I now attend every cycling event as a member of the press, writing articles afterward that share my experiences and give me an opportunity to mention my book to additional audiences. At the core, it is all happening because I created a book with a niche audience clearly in mind. What a journey it’s been! I can’t wait to learn where this road leads next.
Dave Shields, an award-winning author and avid endurance athlete, credits “intense rewriting over two years with members of my critique group, Noveldoc.com,” with transforming his novel into “a story people who had never even straddled a bicycle would find compelling.” For more information, visit www.DaveShields.com.
Why Radio Works for My Novel
I reveal interesting, timely, and/or entertaining facts about my area of expertise. In my case there are many. For example: Everyone in this country knows Lance Armstrong, but only a tiny fraction of Americans understand the incredible sport he dominates–until I come along.
I project my passion for cycling through the radio. Until the last sentence of an interview, I never try to sell anything except my love for bicycle racing. For me, the interview is successful if the only thing I accomplish is convincing one new fan to watch the Tour de France for the first time. The listeners seem to sense my passion and want to learn more by reading the book. I’m certain the same formula would work equally well for stamp collecting.

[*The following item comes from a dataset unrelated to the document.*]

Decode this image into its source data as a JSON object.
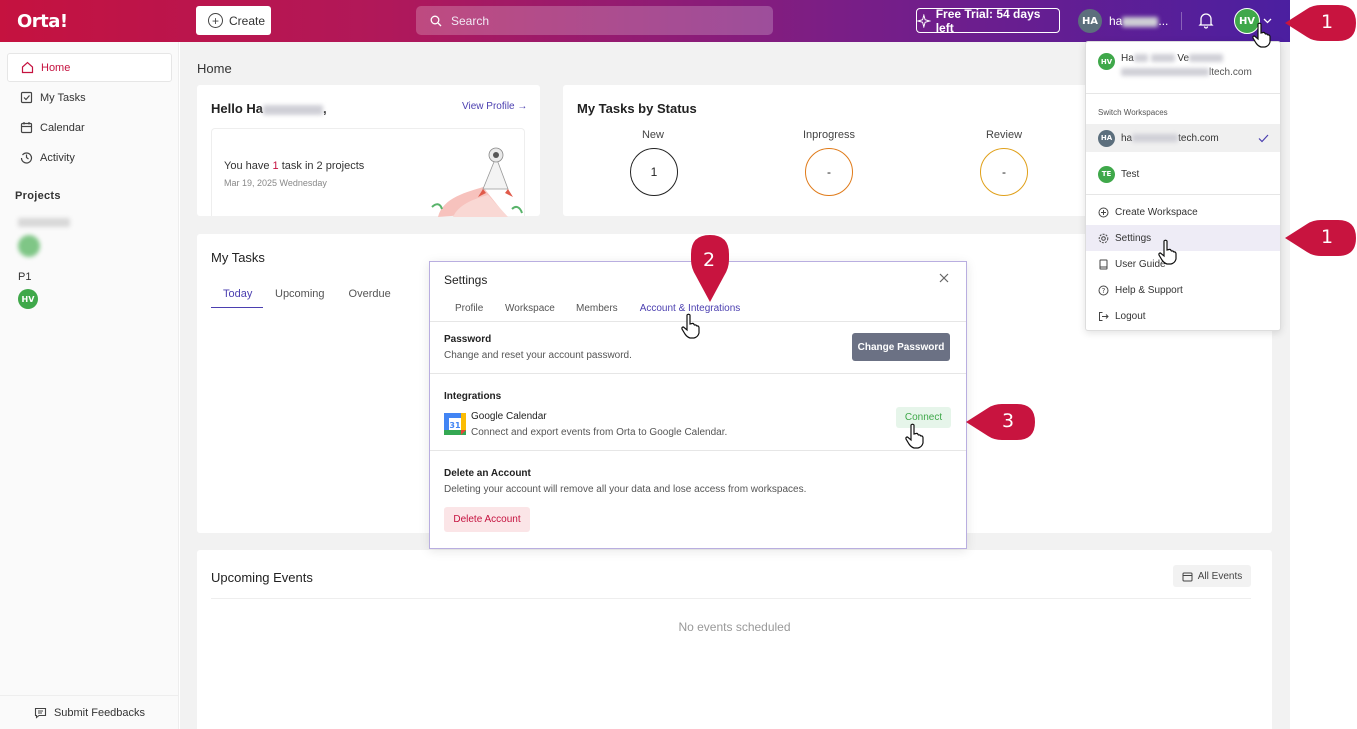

When I do sell, I make the host look good. My last sentence is always something like, “I’ve set up a link at ReadTheRace.com where Uncle Mac fans can purchase a book. I’ll donate a third of the price to the Lance Armstrong Foundation and enter them to win a trip to Austin and a private bike ride with Lance!” Usually the hosts say, “Wow!” and often they then add another sales message of their own, even though moments before they were saying, “We’ve got to hurry and get to break.”
Lastly, I have fun when I’m on the radio, partly because I believe in myself and am happy about getting the word out. Enthusiasm is addictive. Most people want to see others succeed, and they love to help.